Gill Perkins is one of those people you can't help liking - there's a smile in her voice when she speaks and we found her to be generous with her time and knowledge. She arrived early for our woodland meeting and had come equipped - a small plastic tube with a plunger (costing about £5) allows her to catch bumblebees as they graze on flowers and she can trap them for long enough to tell us that "this one's a queen of the buff-tailed type and you can see she's very freshly minted as her wings are so undamaged ... a lovely specimen ...". She releases the bee and it seems quite unphased as it quickly goes back to collecting nectar. Gill loves to get out into the woods and see the bees first-hand - most of the rest of the time she's in her office with the 40 or so staff employed by the Bumblebee Conservation Trust, and despite being the Trust's CEO she's often teaching groups about bumblebees and working with various sponsors including a big housebuilder and a big London law firm.
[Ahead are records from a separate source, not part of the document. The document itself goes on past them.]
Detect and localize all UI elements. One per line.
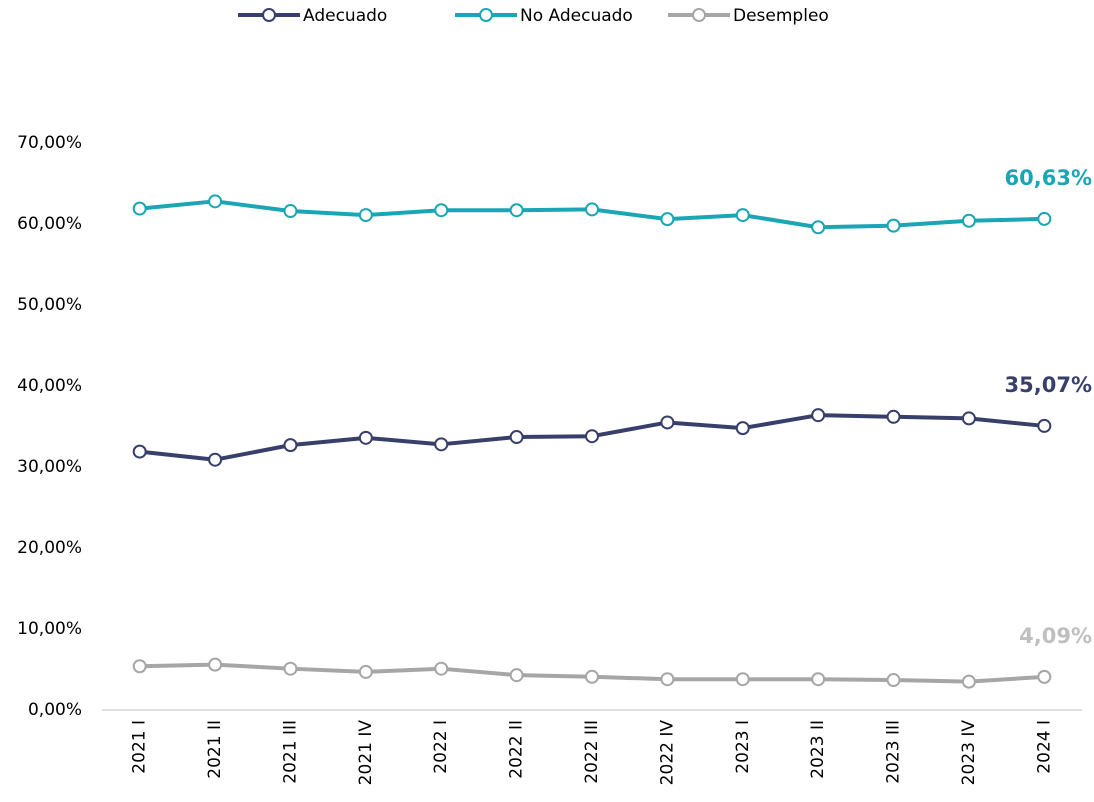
y-tick-label: 60,00% bbox=[17, 214, 82, 234]
data-point bbox=[886, 409, 901, 424]
data-point bbox=[1037, 418, 1052, 433]
data-point bbox=[660, 212, 675, 227]
data-point bbox=[283, 661, 298, 676]
x-tick-label: 2024 I bbox=[1034, 720, 1054, 774]
data-point bbox=[434, 661, 449, 676]
data-point bbox=[735, 672, 750, 687]
data-label: 4,09% bbox=[1019, 624, 1092, 648]
x-tick-label: 2021 IV bbox=[356, 720, 376, 786]
y-tick-label: 70,00% bbox=[17, 133, 82, 153]
data-point bbox=[735, 421, 750, 436]
x-tick-label: 2021 I bbox=[130, 720, 150, 774]
data-point bbox=[283, 438, 298, 453]
x-tick-label: 2021 III bbox=[280, 720, 300, 784]
x-tick-label: 2021 II bbox=[205, 720, 225, 779]
x-tick-label: 2023 I bbox=[733, 720, 753, 774]
data-point bbox=[358, 430, 373, 445]
legend-marker bbox=[479, 8, 493, 22]
data-point bbox=[961, 674, 976, 689]
data-point bbox=[1037, 669, 1052, 684]
data-point bbox=[886, 218, 901, 233]
legend-label: Desempleo bbox=[733, 6, 829, 26]
data-point bbox=[660, 672, 675, 687]
data-point bbox=[132, 444, 147, 459]
data-point bbox=[283, 204, 298, 219]
x-tick-label: 2022 II bbox=[507, 720, 527, 779]
data-point bbox=[585, 429, 599, 444]
data-point bbox=[358, 664, 373, 679]
data-point bbox=[585, 669, 599, 684]
legend-label: No Adecuado bbox=[520, 6, 633, 26]
x-tick-label: 2023 IV bbox=[959, 720, 979, 786]
data-point bbox=[509, 668, 524, 683]
data-point bbox=[208, 657, 223, 672]
legend-label: Adecuado bbox=[303, 6, 387, 26]
data-point bbox=[811, 408, 826, 423]
data-point bbox=[434, 437, 449, 452]
data-point bbox=[961, 213, 976, 228]
x-tick-label: 2022 IV bbox=[657, 720, 677, 786]
data-point bbox=[132, 201, 147, 216]
data-point bbox=[811, 220, 826, 235]
data-label: 60,63% bbox=[1005, 166, 1092, 190]
data-point bbox=[358, 208, 373, 223]
y-tick-label: 40,00% bbox=[17, 376, 82, 396]
data-label: 35,07% bbox=[1005, 373, 1092, 397]
data-point bbox=[509, 430, 524, 445]
data-point bbox=[660, 415, 675, 430]
data-point bbox=[961, 411, 976, 426]
y-tick-label: 30,00% bbox=[17, 457, 82, 477]
data-point bbox=[208, 194, 223, 209]
data-point bbox=[132, 659, 147, 674]
data-point bbox=[208, 452, 223, 467]
x-tick-label: 2022 I bbox=[431, 720, 451, 774]
data-point bbox=[509, 203, 524, 218]
x-tick-label: 2023 III bbox=[884, 720, 904, 784]
data-point bbox=[886, 673, 901, 688]
legend-marker bbox=[262, 8, 276, 22]
data-point bbox=[811, 672, 826, 687]
x-tick-label: 2023 II bbox=[808, 720, 828, 779]
y-tick-label: 10,00% bbox=[17, 619, 82, 639]
data-point bbox=[434, 203, 449, 218]
x-tick-label: 2022 III bbox=[582, 720, 602, 784]
y-tick-label: 0,00% bbox=[28, 700, 82, 720]
data-point bbox=[585, 202, 599, 217]
y-tick-label: 50,00% bbox=[17, 295, 82, 315]
data-point bbox=[1037, 211, 1052, 226]
y-tick-label: 20,00% bbox=[17, 538, 82, 558]
data-point bbox=[735, 208, 750, 223]
legend-marker bbox=[692, 8, 706, 22]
"All the work is done by the females," she explains neutrally. "The males spend their time getting drunk, sleeping and having sex. Though they do fly some distance away to do the sex because it's better for them to mate with queens from other colonies in order to mix up the gene pool. There are 24 species of bumblebee in the UK though some of them are recent arrivals like this Bombus hypnorum which came over from France about 12 years ago." Gill puts British bumblebees in context by explaining that there are three big categories of bee - the honey bee, the bumblebee and the solitary bees. Of these, the biggest group is the solitary bees where there are about 200 species, but it's the bumblebee that Gill champions.
What she wants the Bumblebee Conservation Trust to do is encourage people to improve living conditions for bumblebees - less insecticide, more diversity and wider woodland tracks. Seeing a clump of foxgloves, Gill rushes off to check it and on one of the flowers she finds a white-tailed worker bee - female, of course. Bees, like all animals, are vulnerable to predators. In gardens they are often attacked by blue tits who, according to Gill, will "peck off their bottoms and suck out the nectar, leaving them alive but immobile. It's a cruel world."
Bumblebees are great pollinators, offering what people sometimes call "ecoservices". They don't just fly around woodlands but are out there helping the farmers by pollinating tomatoes, peas and apples. Bumblebees also increase yields in crops like oilseed rape and Gill reckons they contribute over £400 million each year to the UK economy. The only way to stop further extinctions of bumblebee species is sympathetic land management, the trust argues. Encouragingly they also say that even small improvements such as providing small patches of flower-rich habitat around the edge of your land can make a big difference.
Anyway, Gill's visit left us knowing much more and buzzing with ideas about how to make our woodland more bee-friendly. In an email after the visit she checked that we'd joined as members - we have!